Children can lose interest when they see the same toys day in and day out… in the same containers… next to the same toys they always use. Toy rotation gives them new experiences to learn from.
Setting Up a Toy Rotation System
Gather all the toys.
You may want to do the initial sorting while the kids are not around.
Sort through and donate what your children have outgrown or recycle anything broken.
This is your opportunity to give the B-list players a fresh start, so evaluate each toy with a critical eye to determine what needs to go for good and what might become popular again.
Divide the keepers into categories:
- Thinking toys – These toys target cognitive development and usually encourage development of fine motor skills as well. They include toys like puzzles, games, brainteasers and shape sorters.
- Art and creation toys – Paper and crayons, coloring books, paint, clay, play dough, crafts and other art supplies.
- Active movement toys – These toys target gross motor movements. They include toys like balls, swings, ride-on toys, tricycles, sports equipment and climbing toys.
- Building toys – These toys encourage fine motor development. Stacking blocks, nesting cups, Legos, Megablocks, Lincoln Logs, bristle blocks.
- Musical toys – Small pianos, shakers, wind instruments, drums, rain sticks, tambourines.
- Pretending toys – These toys target social and emotional development and language skills as your child acts out stories she’s made up. They include things like kitchen sets, car sets, fire stations, stuffed animals, or dress-up clothes.
Pull out the favorites.
Then make sets of toys by choosing no more than 2-4 toys per category and putting them into separate “rotation” boxes.
Try to give each box a variety of toy options while keeping the total number of toys manageable. You might have anywhere from two to four rotation boxes. Number the boxes to make rotation easy, and jot down a quick description of what’s in each box for future reference. Find an easy-to-access location to store the boxes that are out of your child’s sight.
Arrange the first set of toys in your child’s play area so he can see what’s available.
If he asks about some of the other toys you’ve stored away, simply tell him those toys are on a vacation and will be back soon.
Other Ideas for Rotating Toys
Create seasonal boxes with toys specific to the season.
A winter box may have snow toys, snowman-making parts and indoor fort-making supplies, while summer boxes may contain water toys, exploring toys for backyard hikes and sandbox supplies.
Create special holiday boxes, such as Halloween, Winter Holiday and Easter.
Halloween boxes may contain extra costuming supplies, “scary” insect sets and play pumpkins. Winter Holiday sets may include nativity toys, advent calendar kits, mini Christmas trees, dreidels or holiday-themed craft supplies. An Easter box may include toy bunny rabbits, egg-dying supplies and plastic eggs. Use your imagination, and make boxes for your family’s favorite holidays with toys specific to your traditions and beliefs.

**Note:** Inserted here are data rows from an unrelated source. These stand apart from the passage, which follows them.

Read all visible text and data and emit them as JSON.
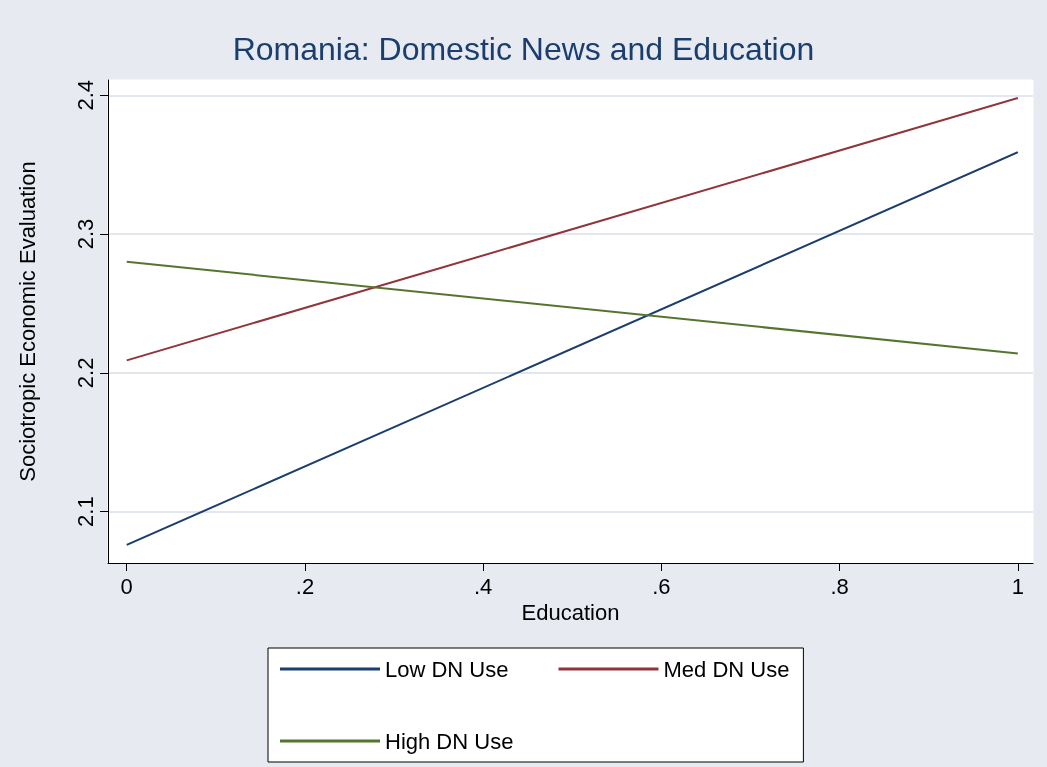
{
  "chart_data": {
    "type": "line",
    "title": "Romania: Domestic News and Education",
    "xlabel": "Education",
    "ylabel": "Sociotropic Economic Evaluation",
    "x": [
      0,
      1
    ],
    "series": [
      {
        "name": "Low DN Use",
        "color": "#1a3e6e",
        "values": [
          2.076,
          2.359
        ]
      },
      {
        "name": "Med DN Use",
        "color": "#90353b",
        "values": [
          2.209,
          2.398
        ]
      },
      {
        "name": "High DN Use",
        "color": "#55752f",
        "values": [
          2.28,
          2.214
        ]
      }
    ],
    "xlim": [
      -0.021,
      1.017
    ],
    "xticks": [
      0,
      {
        "value": 0.2,
        "label": ".2"
      },
      {
        "value": 0.4,
        "label": ".4"
      },
      {
        "value": 0.6,
        "label": ".6"
      },
      {
        "value": 0.8,
        "label": ".8"
      },
      1
    ],
    "ylim": [
      2.063,
      2.411
    ],
    "yticks": [
      2.1,
      2.2,
      2.3,
      2.4
    ],
    "grid": "y",
    "legend": "bottom",
    "marker": "none",
    "line_style": "solid"
  }
}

Join a toy rental service.
Like Rent the Runway for toys, there are services that allow your child to get a package of new toys at regular intervals. ToyLibrary rents out toys from popular brands like Lego, Disney, Hot Wheels, and Fisher Price. Every toy is cleaned and sanitized before it’s sent to you. If your child falls in love with the toy, there’s the option to buy. Otherwise you return them once the novelty wears off.

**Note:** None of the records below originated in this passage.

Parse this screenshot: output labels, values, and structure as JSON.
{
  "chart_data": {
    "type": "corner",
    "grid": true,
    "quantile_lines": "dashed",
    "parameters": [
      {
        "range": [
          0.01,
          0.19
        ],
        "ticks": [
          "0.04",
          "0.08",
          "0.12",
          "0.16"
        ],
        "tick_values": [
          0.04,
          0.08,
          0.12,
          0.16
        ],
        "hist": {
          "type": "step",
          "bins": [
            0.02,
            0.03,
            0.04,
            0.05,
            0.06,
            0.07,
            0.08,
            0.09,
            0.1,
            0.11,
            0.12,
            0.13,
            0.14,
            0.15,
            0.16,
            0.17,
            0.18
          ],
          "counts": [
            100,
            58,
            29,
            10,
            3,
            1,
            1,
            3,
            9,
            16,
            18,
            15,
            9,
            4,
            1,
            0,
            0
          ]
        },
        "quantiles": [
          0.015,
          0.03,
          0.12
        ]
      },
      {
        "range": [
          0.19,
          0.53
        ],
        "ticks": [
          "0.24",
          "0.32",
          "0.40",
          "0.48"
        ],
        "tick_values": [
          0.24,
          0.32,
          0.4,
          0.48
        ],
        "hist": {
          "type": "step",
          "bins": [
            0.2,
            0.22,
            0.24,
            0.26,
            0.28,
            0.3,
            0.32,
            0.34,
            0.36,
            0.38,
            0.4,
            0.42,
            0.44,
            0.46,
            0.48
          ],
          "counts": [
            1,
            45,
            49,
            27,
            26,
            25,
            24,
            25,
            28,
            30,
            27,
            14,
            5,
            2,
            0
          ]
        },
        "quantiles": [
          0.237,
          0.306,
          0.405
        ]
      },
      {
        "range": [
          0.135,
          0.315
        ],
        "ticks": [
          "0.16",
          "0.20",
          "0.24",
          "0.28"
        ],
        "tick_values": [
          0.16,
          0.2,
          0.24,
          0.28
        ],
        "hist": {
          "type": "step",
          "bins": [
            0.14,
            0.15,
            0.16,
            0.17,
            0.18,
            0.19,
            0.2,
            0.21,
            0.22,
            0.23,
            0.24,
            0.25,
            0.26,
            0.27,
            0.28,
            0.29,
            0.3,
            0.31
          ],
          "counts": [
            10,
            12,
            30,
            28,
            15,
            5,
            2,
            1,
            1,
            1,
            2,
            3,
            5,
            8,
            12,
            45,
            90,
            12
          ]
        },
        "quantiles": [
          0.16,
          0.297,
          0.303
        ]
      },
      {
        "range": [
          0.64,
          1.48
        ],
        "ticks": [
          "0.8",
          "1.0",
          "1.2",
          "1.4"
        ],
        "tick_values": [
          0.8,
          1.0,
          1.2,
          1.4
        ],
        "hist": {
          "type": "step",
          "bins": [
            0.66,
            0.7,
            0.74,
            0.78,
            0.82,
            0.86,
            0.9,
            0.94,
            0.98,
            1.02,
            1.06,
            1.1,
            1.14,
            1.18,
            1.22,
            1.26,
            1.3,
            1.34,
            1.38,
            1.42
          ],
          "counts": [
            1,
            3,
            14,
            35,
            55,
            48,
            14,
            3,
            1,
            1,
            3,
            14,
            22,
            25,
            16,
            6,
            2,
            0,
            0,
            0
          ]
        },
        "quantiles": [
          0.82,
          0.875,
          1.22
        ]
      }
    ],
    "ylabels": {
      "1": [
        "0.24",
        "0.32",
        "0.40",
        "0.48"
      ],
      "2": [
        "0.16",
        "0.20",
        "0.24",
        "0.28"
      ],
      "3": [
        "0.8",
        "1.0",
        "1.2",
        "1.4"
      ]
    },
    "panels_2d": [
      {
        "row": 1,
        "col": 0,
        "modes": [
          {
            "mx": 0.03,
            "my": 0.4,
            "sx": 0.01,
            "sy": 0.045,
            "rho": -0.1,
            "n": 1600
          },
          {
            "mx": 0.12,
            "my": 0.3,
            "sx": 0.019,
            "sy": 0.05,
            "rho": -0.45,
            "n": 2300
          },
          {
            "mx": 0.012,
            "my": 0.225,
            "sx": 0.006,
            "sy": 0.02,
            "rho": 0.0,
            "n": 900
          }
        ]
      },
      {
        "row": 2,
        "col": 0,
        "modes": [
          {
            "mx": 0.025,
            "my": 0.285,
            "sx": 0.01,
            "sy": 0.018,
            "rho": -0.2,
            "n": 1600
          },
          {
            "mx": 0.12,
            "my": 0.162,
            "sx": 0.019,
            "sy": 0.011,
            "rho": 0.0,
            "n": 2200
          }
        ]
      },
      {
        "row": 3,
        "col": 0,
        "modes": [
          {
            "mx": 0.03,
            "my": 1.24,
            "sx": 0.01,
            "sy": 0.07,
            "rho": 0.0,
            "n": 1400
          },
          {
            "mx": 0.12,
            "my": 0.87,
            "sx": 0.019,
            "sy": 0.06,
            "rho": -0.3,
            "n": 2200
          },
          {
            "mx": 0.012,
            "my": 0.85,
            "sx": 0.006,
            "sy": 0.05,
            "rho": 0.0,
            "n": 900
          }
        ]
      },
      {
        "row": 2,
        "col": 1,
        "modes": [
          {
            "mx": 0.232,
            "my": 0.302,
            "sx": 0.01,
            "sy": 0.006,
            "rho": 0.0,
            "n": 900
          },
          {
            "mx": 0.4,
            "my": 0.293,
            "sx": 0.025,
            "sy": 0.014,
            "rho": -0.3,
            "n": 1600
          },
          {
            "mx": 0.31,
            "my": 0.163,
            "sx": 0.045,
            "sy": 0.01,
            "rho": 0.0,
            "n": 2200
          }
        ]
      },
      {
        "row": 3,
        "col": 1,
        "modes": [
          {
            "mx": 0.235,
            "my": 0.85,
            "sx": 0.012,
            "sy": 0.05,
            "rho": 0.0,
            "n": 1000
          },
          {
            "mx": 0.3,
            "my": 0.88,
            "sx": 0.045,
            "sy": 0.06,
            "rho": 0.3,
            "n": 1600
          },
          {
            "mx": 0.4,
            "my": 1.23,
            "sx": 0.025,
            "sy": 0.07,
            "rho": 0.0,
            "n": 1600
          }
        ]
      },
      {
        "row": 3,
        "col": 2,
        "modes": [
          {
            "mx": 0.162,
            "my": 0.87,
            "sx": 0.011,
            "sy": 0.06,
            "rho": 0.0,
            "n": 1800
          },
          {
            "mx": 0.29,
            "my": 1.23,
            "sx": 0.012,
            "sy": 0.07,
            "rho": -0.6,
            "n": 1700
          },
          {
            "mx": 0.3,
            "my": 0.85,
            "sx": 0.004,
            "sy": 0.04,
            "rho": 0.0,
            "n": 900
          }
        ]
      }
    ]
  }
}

If you have a lot of children’s books, create book boxes to rotate.
Divide books by theme, season, or holiday making sure to include a few favorite characters in each box. While you probably have the old standby books out all the time, this is a useful way to keep bookshelves orderly and not overwhelming. Plus it’s really fun to pull out those beloved holiday stories each year to make special memories reading together.